5 ways applying clustercore in your home can benefit your mental health

1. It promotes good energy

Because clustercore involves filling your space with things you appreciate and enjoy, it can evoke positive energy and a sense of well-being. “Moral benefit comes from the spark of positive emotion,” says Britt. “Seeing a bunch of things from a trip or from a loved one [can serve as] a reminder of a happy experience or time in your life, evoking [warm] emotions.”

2. It encourages organization (loose)

With clustercore, you can define what the organization looks like to you and the level of organization you want to embrace. This gives a greater sense of control over what’s in your space.

And this feeling of control has a ripple effect on your mental health. “Take control of your own decor and create bright textures or arrangements,” says Reena B. Patel, LEP, BCBA, board-certified behavioral and educational psychologist. Creating your own can boost your self-esteem by giving you a sense of accomplishment. analyst.

3. Inspire you to be a more conscious consumer

For better or worse, maximalists tend to collect everything. Because clustercore is concerned with displaying your ever-growing collection, it asks you to consider whether each new purchase can go hand in hand with or enhance your existing selections.

If the answer isn’t clear or there’s a chance that the new item will take away the things you already treasure and display in your home, there’s no point in spending money on it. In this way, clustercore encourages more discretion when it comes to spending, which in itself can be deeply beneficial.

Finally, there is a big difference between collecting things for the sake of possession and thoughtfully displaying cherished treasures. When you eliminate or stop buying items that don’t really work for you, the things you really love will be more prominent in your home for you to enjoy.

4. It makes you curious and full of questions

One of the reasons maximalists collect is because they are filled with a sense of wonder and curiosity. This is true whether they are mesmerized by oddly shaped rocks, old watch faces, colorfully bound books or special items that might make you think twice. Showcase things in your home that evoke a genuine, “Wow!” will amaze you as long as they are within sight.

“Customers almost always comment on how they look everywhere [in my office], there’s something interesting to see and this helps their mind wander,” says licensed therapist Bonnie Scott, LPC, who decorates her space in a clustercore style. She adds that her groups of items and textures are also often great conversation starters for visitors.

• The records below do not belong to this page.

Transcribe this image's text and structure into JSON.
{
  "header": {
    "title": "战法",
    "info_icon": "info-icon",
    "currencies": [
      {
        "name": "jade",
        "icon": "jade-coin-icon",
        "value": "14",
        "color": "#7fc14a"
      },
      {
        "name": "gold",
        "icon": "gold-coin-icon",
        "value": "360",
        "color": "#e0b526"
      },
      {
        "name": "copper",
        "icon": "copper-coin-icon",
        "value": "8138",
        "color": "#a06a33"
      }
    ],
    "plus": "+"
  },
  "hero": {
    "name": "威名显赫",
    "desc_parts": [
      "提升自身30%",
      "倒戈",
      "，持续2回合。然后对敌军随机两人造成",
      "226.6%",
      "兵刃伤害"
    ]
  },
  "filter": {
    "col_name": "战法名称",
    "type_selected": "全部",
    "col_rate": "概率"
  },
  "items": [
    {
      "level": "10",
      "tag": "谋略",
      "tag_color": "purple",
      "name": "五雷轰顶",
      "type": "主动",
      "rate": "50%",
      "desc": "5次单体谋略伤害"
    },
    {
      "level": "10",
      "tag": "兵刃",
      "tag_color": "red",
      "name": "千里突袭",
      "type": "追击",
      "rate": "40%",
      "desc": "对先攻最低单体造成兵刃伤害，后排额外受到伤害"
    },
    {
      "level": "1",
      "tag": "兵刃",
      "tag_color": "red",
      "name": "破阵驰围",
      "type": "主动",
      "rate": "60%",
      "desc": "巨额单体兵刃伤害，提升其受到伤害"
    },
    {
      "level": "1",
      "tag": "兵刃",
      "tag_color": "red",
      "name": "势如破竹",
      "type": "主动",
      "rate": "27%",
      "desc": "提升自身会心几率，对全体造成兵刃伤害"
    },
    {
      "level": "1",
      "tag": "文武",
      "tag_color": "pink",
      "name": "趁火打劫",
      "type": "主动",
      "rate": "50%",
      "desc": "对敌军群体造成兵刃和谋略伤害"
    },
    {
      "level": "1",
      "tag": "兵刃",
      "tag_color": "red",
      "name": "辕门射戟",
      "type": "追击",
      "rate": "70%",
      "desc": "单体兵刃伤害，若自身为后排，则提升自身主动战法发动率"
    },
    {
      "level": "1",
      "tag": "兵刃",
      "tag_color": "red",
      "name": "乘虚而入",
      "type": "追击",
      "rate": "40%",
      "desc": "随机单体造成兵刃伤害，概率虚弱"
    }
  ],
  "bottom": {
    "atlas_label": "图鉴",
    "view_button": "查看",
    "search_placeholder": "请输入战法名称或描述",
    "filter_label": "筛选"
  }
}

5. It allows you to be yourself

At the heart of clustercore is the idea of ​​creating designer clusters, however Friend found suitable. And while giving you the license to express yourself, design trends also have the power to promote creativity and comfort—both of which support moments of happiness and good mental health, says Scott. .

“The carefully curated minimalist space that we consider a long-standing aspiration is great for people who want that style and who are comfortable with it,” says Scott. “But for those who aren’t like us, the pressure to keep that perfect [can be] overwhelming and limited.” Conversely, a style that encourages you to fill your space with items you love can feel incredibly liberating.